For these reasons, Chow recommends that we focus on preventing groundwater contamination from happening in the first place. This can be done by identifying areas that are vulnerable to contamination and taking steps to protect them. For example, we can designate groundwater protection areas where certain activities, such as industrial development or the disposal of hazardous waste, are prohibited.
“If you’re in this area, you’re not allowed to build a factory, if you’re in this area, you’re not allowed to have a petrol station. Why? Because those are sources of contamination,” he said.
Is desalination an alternative to using groundwater?
Desalination is the process of removing salt from seawater or other saline water to produce water that is suitable for human consumption or irrigation.
“That was explored during the drought,” said Chow. “But it is expensive and energy-intensive. It is also not always effective, as the quality of the water produced can vary depending on the salinity of the seawater.”
Chow explained that a desalination plant was built in Cape Town during the drought, but it was not operational when it was needed. This was because the specifications of the plant were not correct for the seawater in Cape Town. He also said that the cost of desalination can be prohibitive, especially if the water quality is poor. He compared the cost of desalination to the cost of drilling a borehole and pumping out groundwater. He said that drilling a borehole is usually much cheaper, but the cost of pumping the water out increases as the water gets deeper.
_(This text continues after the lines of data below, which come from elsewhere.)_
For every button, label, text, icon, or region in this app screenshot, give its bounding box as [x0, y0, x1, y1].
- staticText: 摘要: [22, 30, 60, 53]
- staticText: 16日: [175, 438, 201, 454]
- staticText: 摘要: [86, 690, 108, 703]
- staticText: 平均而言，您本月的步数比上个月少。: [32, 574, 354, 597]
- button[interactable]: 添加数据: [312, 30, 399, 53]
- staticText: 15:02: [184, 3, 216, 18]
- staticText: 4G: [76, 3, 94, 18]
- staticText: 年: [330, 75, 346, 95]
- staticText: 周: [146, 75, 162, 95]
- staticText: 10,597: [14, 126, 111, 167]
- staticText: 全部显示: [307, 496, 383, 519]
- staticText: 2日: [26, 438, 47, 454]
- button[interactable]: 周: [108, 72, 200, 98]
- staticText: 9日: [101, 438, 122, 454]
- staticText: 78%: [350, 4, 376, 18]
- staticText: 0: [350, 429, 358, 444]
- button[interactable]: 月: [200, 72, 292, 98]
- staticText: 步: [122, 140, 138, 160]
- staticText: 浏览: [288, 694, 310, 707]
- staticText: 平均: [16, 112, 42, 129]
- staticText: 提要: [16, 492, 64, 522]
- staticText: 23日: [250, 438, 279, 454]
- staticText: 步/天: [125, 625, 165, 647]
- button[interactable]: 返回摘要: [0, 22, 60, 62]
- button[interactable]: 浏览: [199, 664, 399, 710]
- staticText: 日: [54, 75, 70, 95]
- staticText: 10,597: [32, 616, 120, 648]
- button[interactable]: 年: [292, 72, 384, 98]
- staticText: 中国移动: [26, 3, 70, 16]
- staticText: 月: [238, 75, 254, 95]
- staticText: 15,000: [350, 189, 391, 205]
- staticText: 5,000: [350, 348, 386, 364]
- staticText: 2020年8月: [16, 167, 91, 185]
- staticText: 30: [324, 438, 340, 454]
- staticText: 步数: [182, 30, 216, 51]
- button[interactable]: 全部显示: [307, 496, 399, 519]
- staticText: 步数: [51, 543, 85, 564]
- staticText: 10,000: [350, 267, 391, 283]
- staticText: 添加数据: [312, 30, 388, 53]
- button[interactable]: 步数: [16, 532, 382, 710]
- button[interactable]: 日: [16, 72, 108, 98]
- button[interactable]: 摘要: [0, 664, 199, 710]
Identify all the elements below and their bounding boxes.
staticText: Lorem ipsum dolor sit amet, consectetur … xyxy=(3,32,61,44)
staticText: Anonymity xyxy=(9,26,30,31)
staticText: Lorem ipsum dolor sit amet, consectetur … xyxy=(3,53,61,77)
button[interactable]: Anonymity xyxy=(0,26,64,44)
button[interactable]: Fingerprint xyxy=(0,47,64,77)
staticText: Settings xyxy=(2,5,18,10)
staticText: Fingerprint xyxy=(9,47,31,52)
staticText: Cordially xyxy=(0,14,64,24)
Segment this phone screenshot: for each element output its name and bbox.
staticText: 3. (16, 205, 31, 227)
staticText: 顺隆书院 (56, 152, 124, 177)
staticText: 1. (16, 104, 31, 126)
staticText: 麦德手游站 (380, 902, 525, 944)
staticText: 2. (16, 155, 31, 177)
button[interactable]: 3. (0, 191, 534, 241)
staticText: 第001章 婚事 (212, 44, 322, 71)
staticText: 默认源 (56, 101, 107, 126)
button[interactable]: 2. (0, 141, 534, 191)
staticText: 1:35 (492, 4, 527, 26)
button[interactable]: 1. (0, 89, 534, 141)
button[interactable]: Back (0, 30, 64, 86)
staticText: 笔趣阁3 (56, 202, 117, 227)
He also mentioned the problem of saline intrusion. This is when seawater enters a freshwater aquifer, making the water salty and unusable. Saline intrusion can be a problem for coastal areas, where groundwater is often used for drinking water. He said that desalination is a viable solution for water scarcity, but it is important to consider the cost and environmental impact before investing in a desalination plant.
Call to Action
Chow is concerned that people have forgotten about the drought and are going back to their old water usage habits. He believes that this is a dangerous trend, as it could lead to Day Zero, a situation in which Cape Town would run out of water. He argues that people need to start using water more conservatively and that policymakers need to implement water usage restrictions and measures to help people change their habits.